You have a better chance of being successful if you have help. Tell your family, friends and coworkers that you are going to quit. Ask them not to smoke around you or leave cigarettes out where you cannot see them.
Medicines such as bupropion help some people stop smoking. These medicines do not contain nicotine, but help you resist your urges to smoke.
Be prepared for relapse. Don’t be discouraged if you start smoking again. Remember, most people try several times before they finally quit. Here are some difficult situations to watch out for:
- Alcohol – Avoid drinking alcohol. Drinking lowers your chances of success.
- Other smokers – Being around smokers can make you want to smoke.
- Bad mood or depression – There are a many ways to elevate your mood other than resorting to smoking.
When you light up, it is only the nicotine that gives you the kick, but the rest of the smoke that causes damage. Actually, nicotine is not one of the cancer causing agents, it’s simply the reason you crave a cigarette. So you could consider nicotine replacement products as ways to take in the nicotine without the rest of the cancer causing chemicals in cigarette smoke. These products come in several forms: gum, patch, nasal spray, inhaler and lozenge.

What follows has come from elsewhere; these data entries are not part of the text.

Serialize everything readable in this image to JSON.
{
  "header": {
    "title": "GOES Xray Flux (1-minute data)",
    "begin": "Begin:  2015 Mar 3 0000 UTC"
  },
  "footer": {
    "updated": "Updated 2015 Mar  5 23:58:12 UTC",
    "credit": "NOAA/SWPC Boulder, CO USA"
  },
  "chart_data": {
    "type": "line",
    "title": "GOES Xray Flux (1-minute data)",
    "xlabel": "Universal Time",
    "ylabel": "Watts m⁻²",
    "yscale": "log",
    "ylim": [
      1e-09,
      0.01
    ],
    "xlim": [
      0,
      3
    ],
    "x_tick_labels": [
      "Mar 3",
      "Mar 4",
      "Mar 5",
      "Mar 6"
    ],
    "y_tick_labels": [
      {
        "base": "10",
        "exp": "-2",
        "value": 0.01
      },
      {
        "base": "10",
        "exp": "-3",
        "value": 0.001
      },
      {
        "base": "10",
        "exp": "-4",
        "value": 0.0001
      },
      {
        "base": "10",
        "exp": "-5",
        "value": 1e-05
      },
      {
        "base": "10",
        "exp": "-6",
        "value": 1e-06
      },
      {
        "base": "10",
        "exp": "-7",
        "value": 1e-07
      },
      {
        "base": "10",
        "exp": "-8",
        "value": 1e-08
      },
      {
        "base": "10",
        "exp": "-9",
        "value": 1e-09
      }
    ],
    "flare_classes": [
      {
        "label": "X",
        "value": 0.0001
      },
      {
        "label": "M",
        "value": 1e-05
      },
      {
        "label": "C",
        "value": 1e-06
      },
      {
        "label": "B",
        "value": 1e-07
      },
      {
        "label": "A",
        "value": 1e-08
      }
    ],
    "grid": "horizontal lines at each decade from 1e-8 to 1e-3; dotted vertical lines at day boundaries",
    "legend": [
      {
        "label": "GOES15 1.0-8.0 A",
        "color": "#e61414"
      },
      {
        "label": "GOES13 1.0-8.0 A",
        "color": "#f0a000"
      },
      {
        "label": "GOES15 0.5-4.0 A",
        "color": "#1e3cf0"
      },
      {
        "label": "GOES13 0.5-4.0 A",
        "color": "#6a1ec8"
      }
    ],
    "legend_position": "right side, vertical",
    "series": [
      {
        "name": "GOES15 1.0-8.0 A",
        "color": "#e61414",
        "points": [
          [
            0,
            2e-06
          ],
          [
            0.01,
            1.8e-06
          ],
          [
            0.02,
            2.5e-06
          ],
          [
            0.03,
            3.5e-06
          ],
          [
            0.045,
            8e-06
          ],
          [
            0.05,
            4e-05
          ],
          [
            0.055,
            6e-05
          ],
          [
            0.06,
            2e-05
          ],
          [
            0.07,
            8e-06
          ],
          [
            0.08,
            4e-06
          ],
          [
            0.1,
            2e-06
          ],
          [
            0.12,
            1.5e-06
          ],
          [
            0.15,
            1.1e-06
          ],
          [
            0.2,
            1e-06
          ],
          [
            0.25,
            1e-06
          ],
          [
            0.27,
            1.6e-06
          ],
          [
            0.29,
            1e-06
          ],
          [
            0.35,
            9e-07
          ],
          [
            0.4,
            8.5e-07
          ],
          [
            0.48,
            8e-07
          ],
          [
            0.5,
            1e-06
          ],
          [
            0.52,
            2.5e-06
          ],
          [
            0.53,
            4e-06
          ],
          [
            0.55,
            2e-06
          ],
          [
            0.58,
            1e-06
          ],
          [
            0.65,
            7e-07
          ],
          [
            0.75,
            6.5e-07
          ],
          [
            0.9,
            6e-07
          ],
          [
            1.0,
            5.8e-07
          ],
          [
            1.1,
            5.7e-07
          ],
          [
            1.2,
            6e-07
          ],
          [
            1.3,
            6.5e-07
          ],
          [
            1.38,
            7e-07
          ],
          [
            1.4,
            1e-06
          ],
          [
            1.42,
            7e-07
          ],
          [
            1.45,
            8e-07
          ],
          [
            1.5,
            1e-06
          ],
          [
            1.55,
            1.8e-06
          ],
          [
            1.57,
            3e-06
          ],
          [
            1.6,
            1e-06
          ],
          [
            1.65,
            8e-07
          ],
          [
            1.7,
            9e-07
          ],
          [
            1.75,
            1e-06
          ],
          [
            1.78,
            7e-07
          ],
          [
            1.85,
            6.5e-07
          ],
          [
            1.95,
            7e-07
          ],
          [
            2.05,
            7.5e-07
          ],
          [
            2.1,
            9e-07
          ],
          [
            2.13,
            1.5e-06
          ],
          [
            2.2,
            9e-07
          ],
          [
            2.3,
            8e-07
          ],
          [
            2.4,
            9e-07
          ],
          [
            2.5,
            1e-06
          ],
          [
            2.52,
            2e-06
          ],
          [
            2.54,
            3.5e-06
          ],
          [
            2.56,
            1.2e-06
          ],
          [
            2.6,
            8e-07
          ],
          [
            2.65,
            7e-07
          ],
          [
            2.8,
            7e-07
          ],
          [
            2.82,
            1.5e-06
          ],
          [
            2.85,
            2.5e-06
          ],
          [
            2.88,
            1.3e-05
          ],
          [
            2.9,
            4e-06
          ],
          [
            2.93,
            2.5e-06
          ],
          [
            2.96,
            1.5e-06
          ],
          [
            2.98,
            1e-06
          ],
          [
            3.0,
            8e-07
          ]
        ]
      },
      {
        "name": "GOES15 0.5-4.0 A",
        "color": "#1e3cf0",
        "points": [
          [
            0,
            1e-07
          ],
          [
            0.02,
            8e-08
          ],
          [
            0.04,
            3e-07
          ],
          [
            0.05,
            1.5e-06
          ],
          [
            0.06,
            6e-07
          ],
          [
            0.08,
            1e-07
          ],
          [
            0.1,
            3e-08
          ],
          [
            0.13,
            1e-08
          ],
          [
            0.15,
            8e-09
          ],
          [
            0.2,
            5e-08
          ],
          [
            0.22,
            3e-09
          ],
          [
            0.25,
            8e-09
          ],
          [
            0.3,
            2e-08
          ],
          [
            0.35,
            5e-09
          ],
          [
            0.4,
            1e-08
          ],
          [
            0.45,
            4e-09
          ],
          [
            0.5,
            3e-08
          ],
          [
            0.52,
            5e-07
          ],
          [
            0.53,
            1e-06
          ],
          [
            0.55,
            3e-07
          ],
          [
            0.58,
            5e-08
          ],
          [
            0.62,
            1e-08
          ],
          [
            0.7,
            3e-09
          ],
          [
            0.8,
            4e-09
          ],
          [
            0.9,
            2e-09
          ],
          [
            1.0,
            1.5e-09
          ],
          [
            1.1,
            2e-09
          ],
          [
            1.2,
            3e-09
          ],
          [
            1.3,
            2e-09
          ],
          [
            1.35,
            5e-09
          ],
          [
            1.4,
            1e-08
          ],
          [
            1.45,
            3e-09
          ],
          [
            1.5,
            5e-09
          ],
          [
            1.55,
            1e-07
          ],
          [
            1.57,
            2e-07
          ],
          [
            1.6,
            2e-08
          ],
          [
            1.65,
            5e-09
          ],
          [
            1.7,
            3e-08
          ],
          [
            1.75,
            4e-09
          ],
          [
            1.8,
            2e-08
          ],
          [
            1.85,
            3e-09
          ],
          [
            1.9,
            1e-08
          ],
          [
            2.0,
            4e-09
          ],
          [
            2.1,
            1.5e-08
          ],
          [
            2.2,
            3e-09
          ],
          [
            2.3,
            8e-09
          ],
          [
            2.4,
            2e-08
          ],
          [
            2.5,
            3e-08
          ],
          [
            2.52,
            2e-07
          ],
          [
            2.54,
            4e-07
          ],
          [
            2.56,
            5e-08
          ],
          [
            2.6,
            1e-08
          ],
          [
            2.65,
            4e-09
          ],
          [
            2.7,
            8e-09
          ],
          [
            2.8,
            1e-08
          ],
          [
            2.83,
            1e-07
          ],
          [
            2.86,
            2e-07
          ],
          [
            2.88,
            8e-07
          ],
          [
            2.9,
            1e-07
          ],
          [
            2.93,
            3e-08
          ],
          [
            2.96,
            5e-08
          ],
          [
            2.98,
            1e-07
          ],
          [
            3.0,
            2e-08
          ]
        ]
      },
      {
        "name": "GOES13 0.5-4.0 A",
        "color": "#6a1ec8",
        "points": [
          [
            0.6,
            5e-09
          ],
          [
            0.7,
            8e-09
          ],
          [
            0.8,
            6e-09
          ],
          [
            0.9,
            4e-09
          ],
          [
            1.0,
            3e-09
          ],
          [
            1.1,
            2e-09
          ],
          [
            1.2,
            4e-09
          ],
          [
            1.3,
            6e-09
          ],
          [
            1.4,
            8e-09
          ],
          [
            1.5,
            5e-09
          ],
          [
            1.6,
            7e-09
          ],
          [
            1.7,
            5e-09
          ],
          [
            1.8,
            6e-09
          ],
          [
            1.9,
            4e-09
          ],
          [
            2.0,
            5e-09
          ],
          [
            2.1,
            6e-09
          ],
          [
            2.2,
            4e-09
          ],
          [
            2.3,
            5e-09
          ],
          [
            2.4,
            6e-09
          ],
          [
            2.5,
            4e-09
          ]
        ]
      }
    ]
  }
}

Nicotine substitutes treat the difficult withdrawal symptoms and cravings that 70% to 90% of smokers find their only reason for not giving up cigarettes. By using a nicotine substitute, a smoker’s withdrawal symptoms are reduced. This lets you focus on the changes you need to make in your habits and environment. Once you feel more confident as a non-smoker, dealing with your nicotine addiction is easier. Of course, it’s very important that you don’t smoke while using nicotine replacement products. The nicotine contained in nicotine substitutes is absorbed differently compared to the nicotine in cigarettes, so the substitutes are much less addictive. And nicotine substitutes do not cause cancer.
While quite a large number of smokers are able to quit smoking without the help of nicotine substitutes, others find it difficult to be successful quitters. Such people can use nicotine replacement therapy and a support technique. Remember that it is important to make the decision to quit. Smokers who want to quit have a better chance of being successful.